A capacitor (originally known as a condenser) is a passive two-terminal electrical component used to temporarily store electrical energy in an electric field. The forms of practical capacitors vary widely, but most contain at least two electrical conductors (plates) separated by a dielectric (i.e. an insulator that can store energy by becoming polarized).
The conductors can be thin films, foils or sintered beads of metal or conductive electrolyte, etc. The nonconducting dielectric acts to increase the capacitor’s charge capacity. Materials commonly used as dielectrics include glass, ceramic, plastic film, paper, mica, and oxide layers. Capacitors are widely used as parts of electrical circuits in many common electrical devices. Unlike a resistor, an ideal capacitor does not dissipate energy. Instead, a capacitor stores energy in the form of an electrostatic field between its plates.
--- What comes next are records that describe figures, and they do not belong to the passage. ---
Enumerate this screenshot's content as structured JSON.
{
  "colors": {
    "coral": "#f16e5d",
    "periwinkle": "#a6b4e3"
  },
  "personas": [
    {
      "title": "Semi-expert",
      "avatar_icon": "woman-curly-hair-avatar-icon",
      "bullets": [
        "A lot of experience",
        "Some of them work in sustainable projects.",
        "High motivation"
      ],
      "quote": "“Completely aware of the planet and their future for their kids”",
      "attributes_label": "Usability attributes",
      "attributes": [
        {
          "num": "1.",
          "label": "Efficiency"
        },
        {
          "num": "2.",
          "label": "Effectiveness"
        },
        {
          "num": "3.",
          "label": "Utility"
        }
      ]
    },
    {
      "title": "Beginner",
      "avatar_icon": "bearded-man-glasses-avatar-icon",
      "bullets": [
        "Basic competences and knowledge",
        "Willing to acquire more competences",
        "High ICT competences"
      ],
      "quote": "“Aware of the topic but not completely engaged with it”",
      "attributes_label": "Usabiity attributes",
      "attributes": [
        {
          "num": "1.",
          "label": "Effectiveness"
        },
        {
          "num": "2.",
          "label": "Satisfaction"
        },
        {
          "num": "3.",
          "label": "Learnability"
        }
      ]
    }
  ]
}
When there is a potential difference across the conductors (e.g., when a capacitor is attached across a battery), an electric field develops across the dielectric, causing positive charge +Q to collect on one plate and negative charge −Q to collect on the other plate. If a battery has been attached to a capacitor for a sufficient amount of time, no current can flow through the capacitor. However, if a time-varying voltage is applied across the leads of the capacitor, a displacement current can flow.
An ideal capacitor is characterized by a single constant value, its capacitance. Capacitance is defined as the ratio of the electric charge Q on each conductor to the potential difference V between them. The SI unit of capacitance is the farad (F), which is equal to one coulomb per volt (1 C/V). Typical capacitance values range from about 1 pF (10−12 F) to about 1 mF (10−3 F).
The larger the surface area of the “plates” (conductors) and the narrower the gap between them, the greater the capacitance is. In practice, the dielectric between the plates passes a small amount of leakage current and also has an electric field strength limit, known as the breakdown voltage. The conductors and leads introduce an undesired inductance and resistance.
Capacitors are widely used in electronic circuits for blocking direct current while allowing alternating current to pass. In analog filter networks, they smooth the output of power supplies. In resonant circuits they tune radios to particular frequencies. In electric power transmission systems, they stabilize voltage and power flow.